Erzurum’un yarısı mutlu
Madem konumuz güven, TÜİK’in yaptığı bir araştırma üzerinden gidelim…
Türkiye İstatistik Kurumu, 81 ili kapsayan araştırmasında insanların yaşadığı illerde mutlu ve mutsuz oranlarını belirlemiş. Erzurum mutlu olan iller arasında yer almış, hem de yüzde 65,68 gibi bir oran ile.
Rakamlara göre nüfuzun yarısından fazlası bu şehirde yaşadığı için çok mutluymuş.
Ne kış şartları, ne işsizlik önemli değilmiş. Sabahları pencereyi Palandöken’e karşı açmak, güne mutlu uyanmayı ve enerjik hissetmeyi sağlıyormuş. Sadece Palandöken değil bir yanda Çoruh Nehri’ni seyre dalarken diğer taraftan Tortum Şelalesi’nden gelen eşsiz su sesiyle insanlarımız mutlu oluyormuş.

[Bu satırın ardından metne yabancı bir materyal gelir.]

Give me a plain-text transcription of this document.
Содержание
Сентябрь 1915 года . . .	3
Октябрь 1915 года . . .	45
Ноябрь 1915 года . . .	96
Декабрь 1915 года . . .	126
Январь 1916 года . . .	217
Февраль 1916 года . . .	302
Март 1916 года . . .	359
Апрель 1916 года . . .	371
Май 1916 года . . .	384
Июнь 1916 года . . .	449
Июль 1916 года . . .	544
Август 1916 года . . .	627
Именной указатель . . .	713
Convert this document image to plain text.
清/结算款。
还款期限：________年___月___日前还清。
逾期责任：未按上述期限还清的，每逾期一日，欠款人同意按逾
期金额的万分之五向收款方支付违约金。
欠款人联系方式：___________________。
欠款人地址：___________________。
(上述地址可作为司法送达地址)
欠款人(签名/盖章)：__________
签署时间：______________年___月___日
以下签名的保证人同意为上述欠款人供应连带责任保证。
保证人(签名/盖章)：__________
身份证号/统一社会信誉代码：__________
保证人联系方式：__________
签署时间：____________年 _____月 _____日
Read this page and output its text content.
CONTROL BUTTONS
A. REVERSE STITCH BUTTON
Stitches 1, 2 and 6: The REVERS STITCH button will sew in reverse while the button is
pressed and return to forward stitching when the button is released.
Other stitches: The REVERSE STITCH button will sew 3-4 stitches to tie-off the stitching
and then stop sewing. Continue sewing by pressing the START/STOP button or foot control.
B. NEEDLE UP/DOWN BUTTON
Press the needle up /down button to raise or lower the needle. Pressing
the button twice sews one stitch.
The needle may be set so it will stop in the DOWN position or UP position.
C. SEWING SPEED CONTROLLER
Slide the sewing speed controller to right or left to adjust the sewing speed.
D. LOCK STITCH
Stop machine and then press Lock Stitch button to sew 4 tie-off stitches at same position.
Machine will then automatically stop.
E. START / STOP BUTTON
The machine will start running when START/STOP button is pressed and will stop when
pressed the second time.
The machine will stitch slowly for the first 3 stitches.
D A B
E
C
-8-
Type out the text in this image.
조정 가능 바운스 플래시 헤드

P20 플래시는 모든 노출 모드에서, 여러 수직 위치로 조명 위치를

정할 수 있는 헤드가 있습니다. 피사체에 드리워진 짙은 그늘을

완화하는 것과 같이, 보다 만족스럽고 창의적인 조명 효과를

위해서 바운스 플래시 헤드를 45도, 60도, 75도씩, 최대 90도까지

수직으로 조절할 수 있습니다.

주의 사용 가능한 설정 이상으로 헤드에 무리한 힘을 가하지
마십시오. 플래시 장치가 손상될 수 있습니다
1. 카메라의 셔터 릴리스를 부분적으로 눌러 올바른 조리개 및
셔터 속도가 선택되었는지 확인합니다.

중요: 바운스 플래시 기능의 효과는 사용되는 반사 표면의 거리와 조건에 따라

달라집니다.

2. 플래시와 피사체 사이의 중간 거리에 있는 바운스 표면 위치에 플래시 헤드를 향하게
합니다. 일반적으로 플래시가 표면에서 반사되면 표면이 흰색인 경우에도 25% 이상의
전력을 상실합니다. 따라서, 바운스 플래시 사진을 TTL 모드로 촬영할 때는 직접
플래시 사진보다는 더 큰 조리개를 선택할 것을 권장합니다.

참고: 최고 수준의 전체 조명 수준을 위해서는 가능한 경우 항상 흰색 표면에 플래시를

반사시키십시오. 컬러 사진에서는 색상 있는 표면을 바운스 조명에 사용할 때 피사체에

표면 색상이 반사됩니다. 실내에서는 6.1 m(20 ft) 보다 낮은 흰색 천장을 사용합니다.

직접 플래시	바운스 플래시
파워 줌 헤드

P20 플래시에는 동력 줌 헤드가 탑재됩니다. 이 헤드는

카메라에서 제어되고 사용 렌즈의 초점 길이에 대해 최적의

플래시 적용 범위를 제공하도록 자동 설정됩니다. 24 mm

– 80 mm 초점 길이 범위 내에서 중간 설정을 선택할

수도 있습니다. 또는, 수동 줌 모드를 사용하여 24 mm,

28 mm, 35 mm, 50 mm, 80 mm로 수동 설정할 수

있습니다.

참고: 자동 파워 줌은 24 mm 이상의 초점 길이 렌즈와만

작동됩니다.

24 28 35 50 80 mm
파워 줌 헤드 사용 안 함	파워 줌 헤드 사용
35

Şaka gibi değil mi? Şehrin yarısından fazlası bu şehirde yaşamaktan mutluysa her yıl göç eden binlerce kişi kimler?
Aylarca kara kışın hüküm sürdüğü, işsizliğin kol gezdiği, sosyal hayatın yok hükmünde olduğu, göçün durdurulamaz boyutlara vardığı, şehirde konuştuğunuz her iki kişiden birin şartları mümkün olsa gitmeye hazırken, TÜİK’in yaptığı bu araştırma sonucuna kim nasıl inansın…
Ama biz yine de içimizi karartmayalım.
Bugün değilse bile elbet bir gün mutlu oluruz.